After last week’s impressive run by the Canadian main stock index, markets cooled off on Tuesday in reaction to the sabre-rattling between China and the United States over the visit to Taiwan by the American Speaker of the House of Representatives, Nancy Pelosi.
With the drastic effect of the war in Ukraine on the economies of most countries, it is evident that a battle between the U.S. and China over Taiwan would bring most economies to their knees.
But by the time the market opened on Wednesday morning, it was clear that tension over the visit was a storm in a teacup, as Pelosi left Taiwan without any incident. The Toronto Stock Exchange’s S&P/TSX Composite Index put all that distraction behind it and continued on its upward movement.
As the market opened at 9.30 a.m. ET, the index, which closed on Tuesday at 19,505.33, moved up immediately by 57.43 points to 19,562.76. Two minutes later, it had moved further up to 19,583.98, which would be its highest point of the day.
At 10:15 a.m., the index had lost some points from its opening figures, but it was still in positive territory. It stood at 19,558.36, with a gain of 53.03 points or 0.27 per cent.
The energy sector lost 0.4 per cent, while financials gained 0.5 per cent.
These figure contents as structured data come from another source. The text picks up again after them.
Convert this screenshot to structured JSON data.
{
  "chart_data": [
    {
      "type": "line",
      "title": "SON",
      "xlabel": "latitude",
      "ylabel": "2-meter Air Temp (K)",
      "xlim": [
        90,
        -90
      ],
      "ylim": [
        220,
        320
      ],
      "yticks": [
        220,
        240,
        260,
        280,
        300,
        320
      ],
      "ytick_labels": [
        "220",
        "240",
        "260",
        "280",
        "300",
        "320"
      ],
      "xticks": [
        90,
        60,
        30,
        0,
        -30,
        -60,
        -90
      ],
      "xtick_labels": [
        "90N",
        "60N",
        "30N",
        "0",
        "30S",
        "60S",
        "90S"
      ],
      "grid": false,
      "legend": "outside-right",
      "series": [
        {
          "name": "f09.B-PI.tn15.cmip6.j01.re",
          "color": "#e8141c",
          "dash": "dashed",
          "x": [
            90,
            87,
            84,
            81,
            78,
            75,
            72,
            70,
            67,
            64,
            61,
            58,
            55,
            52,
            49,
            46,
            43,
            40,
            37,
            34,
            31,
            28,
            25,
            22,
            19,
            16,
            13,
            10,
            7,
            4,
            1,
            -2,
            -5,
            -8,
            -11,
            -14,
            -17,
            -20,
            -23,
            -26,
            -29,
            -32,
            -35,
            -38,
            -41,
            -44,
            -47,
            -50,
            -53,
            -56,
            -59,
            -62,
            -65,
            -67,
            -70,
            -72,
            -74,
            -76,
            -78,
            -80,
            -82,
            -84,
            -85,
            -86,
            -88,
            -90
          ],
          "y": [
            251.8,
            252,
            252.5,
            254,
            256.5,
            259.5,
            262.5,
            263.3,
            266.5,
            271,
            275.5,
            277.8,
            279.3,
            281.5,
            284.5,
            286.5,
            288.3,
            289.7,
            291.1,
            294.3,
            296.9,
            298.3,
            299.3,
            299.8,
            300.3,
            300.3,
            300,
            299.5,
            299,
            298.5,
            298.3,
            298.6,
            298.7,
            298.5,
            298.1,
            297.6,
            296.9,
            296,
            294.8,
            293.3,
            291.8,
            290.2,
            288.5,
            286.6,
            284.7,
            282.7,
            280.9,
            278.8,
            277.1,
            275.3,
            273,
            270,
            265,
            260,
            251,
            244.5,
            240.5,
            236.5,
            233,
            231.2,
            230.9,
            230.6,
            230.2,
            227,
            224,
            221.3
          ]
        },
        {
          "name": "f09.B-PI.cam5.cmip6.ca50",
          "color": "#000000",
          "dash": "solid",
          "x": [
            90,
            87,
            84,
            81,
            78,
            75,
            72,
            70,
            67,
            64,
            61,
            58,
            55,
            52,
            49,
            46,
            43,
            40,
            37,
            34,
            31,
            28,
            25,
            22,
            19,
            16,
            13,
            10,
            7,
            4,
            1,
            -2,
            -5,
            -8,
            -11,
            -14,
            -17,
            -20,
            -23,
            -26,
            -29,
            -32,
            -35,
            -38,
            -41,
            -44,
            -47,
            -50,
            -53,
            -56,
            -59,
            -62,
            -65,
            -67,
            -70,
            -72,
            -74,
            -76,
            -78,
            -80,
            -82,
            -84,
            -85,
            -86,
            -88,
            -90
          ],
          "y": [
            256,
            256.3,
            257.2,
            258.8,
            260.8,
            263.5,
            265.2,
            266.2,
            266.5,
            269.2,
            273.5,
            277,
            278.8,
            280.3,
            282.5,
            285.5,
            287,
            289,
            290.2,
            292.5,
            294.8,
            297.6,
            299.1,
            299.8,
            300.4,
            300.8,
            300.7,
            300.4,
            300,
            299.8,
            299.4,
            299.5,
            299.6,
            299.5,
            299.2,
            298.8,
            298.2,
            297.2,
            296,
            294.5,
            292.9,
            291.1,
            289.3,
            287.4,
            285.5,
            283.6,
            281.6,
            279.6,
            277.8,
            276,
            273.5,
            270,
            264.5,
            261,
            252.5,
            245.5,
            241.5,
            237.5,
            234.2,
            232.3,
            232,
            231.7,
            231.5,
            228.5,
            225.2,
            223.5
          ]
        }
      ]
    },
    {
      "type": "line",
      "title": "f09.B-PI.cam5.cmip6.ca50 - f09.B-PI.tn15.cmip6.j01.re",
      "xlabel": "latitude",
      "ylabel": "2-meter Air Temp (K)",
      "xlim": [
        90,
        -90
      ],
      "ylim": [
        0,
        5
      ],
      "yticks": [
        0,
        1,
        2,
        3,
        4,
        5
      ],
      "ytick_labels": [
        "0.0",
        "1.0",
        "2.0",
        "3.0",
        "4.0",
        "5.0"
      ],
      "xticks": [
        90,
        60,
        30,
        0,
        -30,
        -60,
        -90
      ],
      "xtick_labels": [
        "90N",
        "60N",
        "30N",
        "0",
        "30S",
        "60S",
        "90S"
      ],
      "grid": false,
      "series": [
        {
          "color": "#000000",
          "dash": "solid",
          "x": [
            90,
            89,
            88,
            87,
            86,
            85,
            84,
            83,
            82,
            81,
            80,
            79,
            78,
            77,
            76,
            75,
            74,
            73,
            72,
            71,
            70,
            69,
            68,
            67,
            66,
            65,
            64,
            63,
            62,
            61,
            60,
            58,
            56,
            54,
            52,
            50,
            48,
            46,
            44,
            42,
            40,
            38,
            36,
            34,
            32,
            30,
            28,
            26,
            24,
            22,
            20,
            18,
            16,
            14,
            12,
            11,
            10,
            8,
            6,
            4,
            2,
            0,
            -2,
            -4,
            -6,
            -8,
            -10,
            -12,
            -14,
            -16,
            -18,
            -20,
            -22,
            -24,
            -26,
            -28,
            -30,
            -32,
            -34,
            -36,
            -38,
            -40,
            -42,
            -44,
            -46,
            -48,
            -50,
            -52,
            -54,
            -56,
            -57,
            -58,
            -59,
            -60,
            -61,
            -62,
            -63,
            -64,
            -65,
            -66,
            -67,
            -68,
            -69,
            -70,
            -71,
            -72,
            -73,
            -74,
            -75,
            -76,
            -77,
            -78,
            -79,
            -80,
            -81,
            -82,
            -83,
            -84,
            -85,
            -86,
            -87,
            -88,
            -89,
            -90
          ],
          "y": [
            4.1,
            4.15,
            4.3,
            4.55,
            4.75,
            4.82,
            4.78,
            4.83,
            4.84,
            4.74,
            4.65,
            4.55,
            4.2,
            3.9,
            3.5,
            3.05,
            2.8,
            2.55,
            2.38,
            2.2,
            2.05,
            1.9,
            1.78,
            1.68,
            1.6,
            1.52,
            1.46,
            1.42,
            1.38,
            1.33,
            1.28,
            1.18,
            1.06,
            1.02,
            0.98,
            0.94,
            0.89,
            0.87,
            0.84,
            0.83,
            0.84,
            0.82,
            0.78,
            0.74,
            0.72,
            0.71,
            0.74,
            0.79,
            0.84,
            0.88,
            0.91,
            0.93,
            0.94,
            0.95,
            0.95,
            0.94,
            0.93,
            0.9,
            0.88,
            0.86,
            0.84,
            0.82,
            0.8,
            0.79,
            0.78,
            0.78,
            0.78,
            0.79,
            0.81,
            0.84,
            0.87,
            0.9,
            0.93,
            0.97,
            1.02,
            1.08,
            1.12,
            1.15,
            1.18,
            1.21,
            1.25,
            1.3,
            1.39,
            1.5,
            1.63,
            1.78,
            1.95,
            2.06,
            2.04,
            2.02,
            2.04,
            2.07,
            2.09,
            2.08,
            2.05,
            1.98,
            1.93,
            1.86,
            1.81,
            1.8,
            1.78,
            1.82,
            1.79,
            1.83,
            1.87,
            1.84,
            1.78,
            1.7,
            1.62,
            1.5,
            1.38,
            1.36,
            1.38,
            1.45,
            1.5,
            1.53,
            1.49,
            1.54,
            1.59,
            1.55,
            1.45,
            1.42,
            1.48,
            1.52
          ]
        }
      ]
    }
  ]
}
By 1.00 p.m., the top performing stock was Bausch Health Cos. Inc., which gained 13.01 per cent. NFI Group Inc. followed with a gain of 10.08 per cent. Shopify Inc. maintained third place with a 9.94 per cent gain.
At the bottom of the table was Paramount Resources Ltd., which was losing 8.55 per cent at 1.00 p.m. NuVista Energy Ltd. followed with a loss of 6.84 per cent. Athabasca Oil Corp. came third on the losers’ table with 6.78 per cent.
At 3.00. p.m. the S&P/TSX Composite Index stood at 19,565.61, with a gain of 60.28 points or 0.31 per cent.
Over the last five days, the TSX had gained 1.62 per cent. Over the last month, it had gained 4.47 per cent, a testimony to the resilience of the Canadian stock market in the face of the global economic crunch.
The U.S. markets also had a good outing on Wednesday, as the S&P 500 stood at 4,161.14 with a gain of 69.95 points or 1.71 per cent at 3.00 p.m. The DOW was also up 1.39 per cent or 451.45 points at 32,847.62.
The Canadian dollar gained C$0.0023, exchanging at C$0.7786 for an American dollar.
Crude oil lost $3.62 or 3.83 per cent, selling at $90.80 per barrel.
On Friday, the index had risen to its highest level in about seven weeks. However, when the market opened on Tuesday this week, it shed some weight. In addition to the tension created by the visit of Pelosi to Taiwan on Tuesday, a report released on Tuesday by S&P Global showed that the Canadian manufacturing sector lost some steam in July, with production and new orders falling for the first time since June 2020, the early stages of the COVID-19 pandemic.
The report showed that S&P Global Canada Manufacturing Purchasing Managers’ Index (PMI) fell to a seasonally adjusted 52.5 in July from 54.6 in June. A reading above 50 shows growth in the sector.
The combined weight of these issues dampened the morale of investors, as the market closed on Tuesday at 19,505.33, shedding 187.59 points or 0.95 per cent.
The materials sector experienced the most significant loss, dropping 2.3 per cent, impacted by the fall in copper and gold prices, while the energy sector ended almost 2 per cent lower. The financials dropped 0.8 per cent.
However, by the close of the market on Wednesday, the TSX recovered some of the loss of Tuesday, closing at 15,545.94, with a gain of 40.61 points or 0.21 per cent.
This early part half of the week has seen our readers showing more interest in mining and technology.
Novo Resources commenced drilling on Purdy’s North Gold & Nickel-Copper targets, located in the West Pilbara region of Western Australia.
Gatekeeper Systems reported its financial results for its fiscal Q3 2022, showing $4.4M revenue.
Finally, Durango Resources intersected gold in a grab sample while setting up the drill on its wholly-owned Discovery Property in Québec.